Anne Dick maintains relationships with several other members of the Phil Dick clan. "I get along fine with the ones I know, `like` Nancy `Philip's fourth wife` and Isa `Philip's daughter with Nancy`. I'm not in touch with Kleo `his second wife`, although she did give me a good interview back in the early 1980s when I was writing Search. I don't know Tessa `his fifth wife`. My daughter Laura `with Philip, who manages her father's estate along with Isa` and I get along well, but when we get together we don't talk about the Philip K. Dick estate. I only know what's happening when I read David Gill's blog, The Total Dick-Head

Dick, who never remarried ("Phil was a hard act to follow"), entertains her own literary aspirations. "Now that I've lived a long life, I have the opportunity to write about everything I've lived and read. I especially love editing, looking for just the right word or phrase, getting rid of everything superfluous. I love learning more about writing and about myself, how my mind works. In my personal universe, the only life worth living is one connected with the arts and literature."

"I'm still being amazed," she comments about Philip's current rock-star literary status. "Although back when I was married to him, I always thought he was going to be recognized as an important writer one day.

"`Phil` believed in his writing and wouldn't have been all that surprised. He would have liked the recognition, but he would have liked getting back to his next novel even better. He loved writing. It was his life."

The essential Philip K. Dick: a beginner's guide

Curious about Philip K. Dick but not sure where to start? Here's a little guidance.

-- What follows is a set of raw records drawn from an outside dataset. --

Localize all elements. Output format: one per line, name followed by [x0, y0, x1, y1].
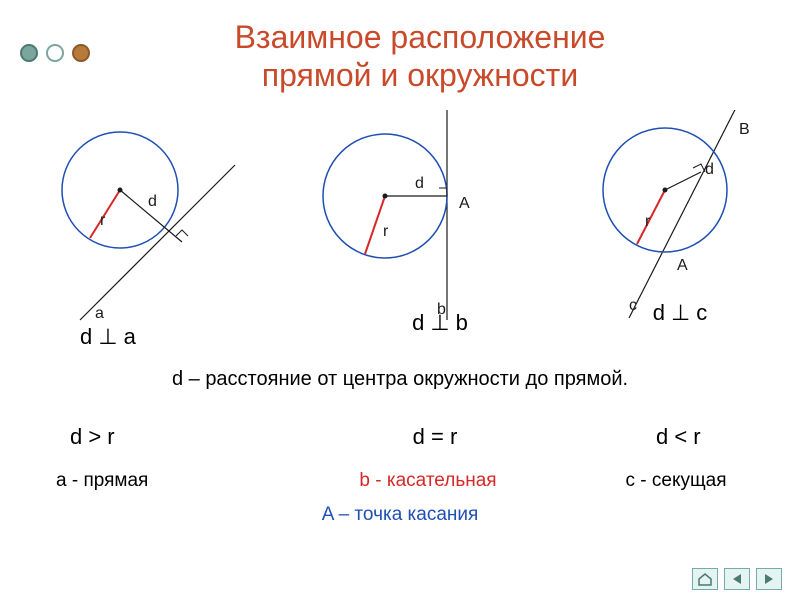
nav-home-button[interactable] — [692, 568, 718, 590]
nav-buttons — [692, 568, 782, 590]
svg-text:A: A — [459, 195, 470, 212]
perp-2: d ⊥ b — [320, 310, 560, 336]
dot-3 — [72, 44, 90, 62]
svg-text:r: r — [100, 212, 106, 229]
perpendicular-row: d ⊥ a d ⊥ b d ⊥ c — [0, 324, 800, 350]
svg-text:r: r — [383, 223, 389, 240]
type-2: b - касательная — [304, 470, 552, 492]
title-line-1: Взаимное расположение — [235, 19, 606, 55]
nav-prev-button[interactable] — [724, 568, 750, 590]
title-line-2: прямой и окружности — [262, 57, 578, 93]
diagram-row: rda rdAb rdABc — [0, 110, 800, 330]
cond-3: d < r — [557, 424, 800, 450]
dot-1 — [20, 44, 38, 62]
triangle-left-icon — [731, 572, 743, 586]
tangent-point-note: A – точка касания — [0, 504, 800, 526]
cond-2: d = r — [313, 424, 556, 450]
condition-row: d > r d = r d < r — [0, 424, 800, 450]
home-icon — [697, 572, 713, 586]
svg-text:d: d — [705, 161, 714, 178]
svg-text:a: a — [95, 305, 104, 322]
svg-text:d: d — [148, 193, 157, 210]
diagram-3: rdABc — [533, 110, 800, 330]
diagram-1: r d a — [0, 110, 267, 330]
perp-3: d ⊥ c — [560, 300, 800, 326]
svg-text:B: B — [739, 121, 750, 138]
nav-next-button[interactable] — [756, 568, 782, 590]
type-row: a - прямая b - касательная c - секущая — [0, 470, 800, 492]
type-3: c - секущая — [552, 470, 800, 492]
svg-text:r: r — [645, 213, 651, 230]
triangle-right-icon — [763, 572, 775, 586]
page-title: Взаимное расположение прямой и окружност… — [140, 18, 700, 95]
cond-1: d > r — [0, 424, 313, 450]
type-1: a - прямая — [0, 470, 304, 492]
diagram-2: rdAb — [267, 110, 534, 330]
svg-text:d: d — [415, 175, 424, 192]
distance-note: d – расстояние от центра окружности до п… — [0, 368, 800, 391]
decoration-dots — [20, 44, 90, 62]
dot-2 — [46, 44, 64, 62]
perp-1: d ⊥ a — [0, 324, 320, 350]
svg-text:A: A — [677, 257, 688, 274]
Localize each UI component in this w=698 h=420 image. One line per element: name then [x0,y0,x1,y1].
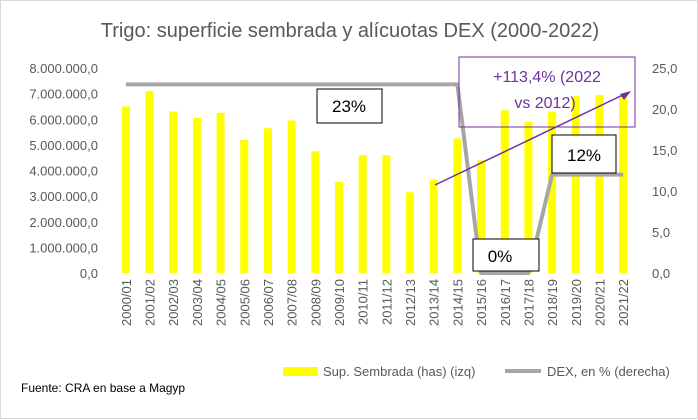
growth-label-line1: +113,4% (2022 [493,69,601,86]
line-series [125,82,624,275]
y-right-tick-label: 20,0 [652,102,677,117]
annotation-growth: +113,4% (2022 vs 2012) [434,56,636,186]
growth-box [458,56,636,128]
bar [121,106,130,273]
y-right-tick-label: 10,0 [652,184,677,199]
source-note: Fuente: CRA en base a Magyp [21,381,185,395]
x-tick-label: 2000/01 [119,279,134,326]
bar [192,117,201,273]
bar [334,182,343,273]
y-left-tick-label: 7.000.000,0 [29,87,98,102]
x-tick-label: 2019/20 [569,279,584,326]
y-right-tick-label: 5,0 [652,225,670,240]
bar [548,111,557,273]
x-tick-label: 2013/14 [427,279,442,326]
y-right-tick-label: 15,0 [652,143,677,158]
legend: Sup. Sembrada (has) (izq) DEX, en % (der… [283,364,670,379]
annotation-dex-0-label: 0% [488,247,513,266]
y-left-tick-label: 0,0 [80,266,98,281]
bar [453,138,462,273]
bar [595,94,604,273]
bar [382,155,391,273]
bar [358,155,367,273]
x-tick-label: 2016/17 [498,279,513,326]
bar [477,160,486,273]
y-left-tick-label: 1.000.000,0 [29,240,98,255]
annotation-dex-12: 12% [551,134,617,174]
bar [406,192,415,273]
bar [311,151,320,273]
x-tick-label: 2006/07 [261,279,276,326]
right-axis: 0,0 5,0 10,0 15,0 20,0 25,0 [652,61,677,281]
left-axis: 0,0 1.000.000,0 2.000.000,0 3.000.000,0 4.00… [29,61,98,281]
x-tick-label: 2014/15 [450,279,465,326]
x-tick-label: 2017/18 [521,279,536,326]
x-tick-label: 2002/03 [166,279,181,326]
y-left-tick-label: 6.000.000,0 [29,112,98,127]
annotation-dex-23: 23% [316,88,383,124]
x-tick-label: 2007/08 [285,279,300,326]
annotation-dex-0: 0% [472,238,540,272]
x-tick-label: 2004/05 [214,279,229,326]
growth-arrow-head [620,91,631,100]
chart-title: Trigo: superficie sembrada y alícuotas D… [101,20,599,42]
y-left-tick-label: 8.000.000,0 [29,61,98,76]
x-tick-label: 2008/09 [308,279,323,326]
bar [216,112,225,273]
x-tick-label: 2003/04 [190,279,205,326]
bar [500,110,509,273]
x-axis-labels: 2000/01 2001/02 2002/03 2003/04 2004/05 2005/… [119,279,631,326]
bar [145,91,154,273]
x-tick-label: 2011/12 [379,279,394,325]
bar-series [121,91,628,273]
x-tick-label: 2012/13 [403,279,418,326]
growth-arrow-line [434,92,628,186]
y-left-tick-label: 3.000.000,0 [29,189,98,204]
y-left-tick-label: 5.000.000,0 [29,138,98,153]
growth-label-line2: vs 2012) [514,95,575,112]
y-left-tick-label: 4.000.000,0 [29,164,98,179]
legend-swatch-bars [283,367,318,376]
x-tick-label: 2018/19 [545,279,560,326]
bar [240,139,249,273]
legend-label-line: DEX, en % (derecha) [547,364,670,379]
bar [263,128,272,273]
bar [571,96,580,273]
x-tick-label: 2010/11 [356,279,371,325]
bar [524,121,533,273]
x-tick-label: 2015/16 [474,279,489,326]
y-right-tick-label: 0,0 [652,266,670,281]
bar [287,120,296,273]
bar [169,111,178,273]
x-tick-label: 2009/10 [332,279,347,326]
annotation-dex-12-label: 12% [567,146,601,165]
x-tick-label: 2020/21 [592,279,607,326]
x-tick-label: 2005/06 [237,279,252,326]
x-tick-label: 2021/22 [616,279,631,326]
y-left-tick-label: 2.000.000,0 [29,215,98,230]
x-tick-label: 2001/02 [143,279,158,326]
legend-label-bars: Sup. Sembrada (has) (izq) [323,364,475,379]
bar [429,179,438,273]
annotation-dex-23-label: 23% [332,97,366,116]
y-right-tick-label: 25,0 [652,61,677,76]
bar [619,96,628,273]
dex-line [125,82,624,275]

Arguably, Dick produced eight masterpieces: The Man in the High Castle (1962), Martian Time-Slip (1964), The Three Stigmata of Palmer Eldritch (1965), Do Androids Dream of Electric Sheep? (1968), Ubik (1969), Flow My Tears, the Policeman Said (1974), Scanner Darkly (1977) and Valis (1981).

Perhaps most accessible to new readers, especially those unfamiliar with science fiction,The Man in the High Castle relates a complex, alternate-history tale of an occupied America where the Axis won World War II. Dick cleverly incorporates the I Ching into the plot of this rich story.

In The Three Stigmata of Palmer Eldritch and Martian Time-Slip, Dick explores the multi-tiered, corporate-controlled lives of drug-addled, autistic Martian colonists. Electric Sheep, the original tale of Rick Deckard's quest, differs significantly from the cult film Blade Runner, but this classic tale still offers similar themes. Perhaps Dick's finest exploration of the nature of reality, Ubik, an anti-consumerist mystery involving a multinational corporation, centers on the search for Ubik, the elusive substance at the core of all things.

For dark near-future thrillers, check out Flow My Tears, the Policeman Said and Scanner Darkly. Both novels contain rampant drug use coupled with a paranoid distrust of law enforcement. Distraught over the drug-related deaths of so many friends, Dick used Scanner to issue a strong parable about the risks of drug use.

Dick's most critically acclaimed book, Valis, fictionalizes his professed encounters with Valis, a manifestation of God. Neophytes should not start with this nonlinear postmodern novel, among the most difficult of his oeuvre.

All eight novels are currently available individually or in one of three handsome Library of America hardcover omnibuses.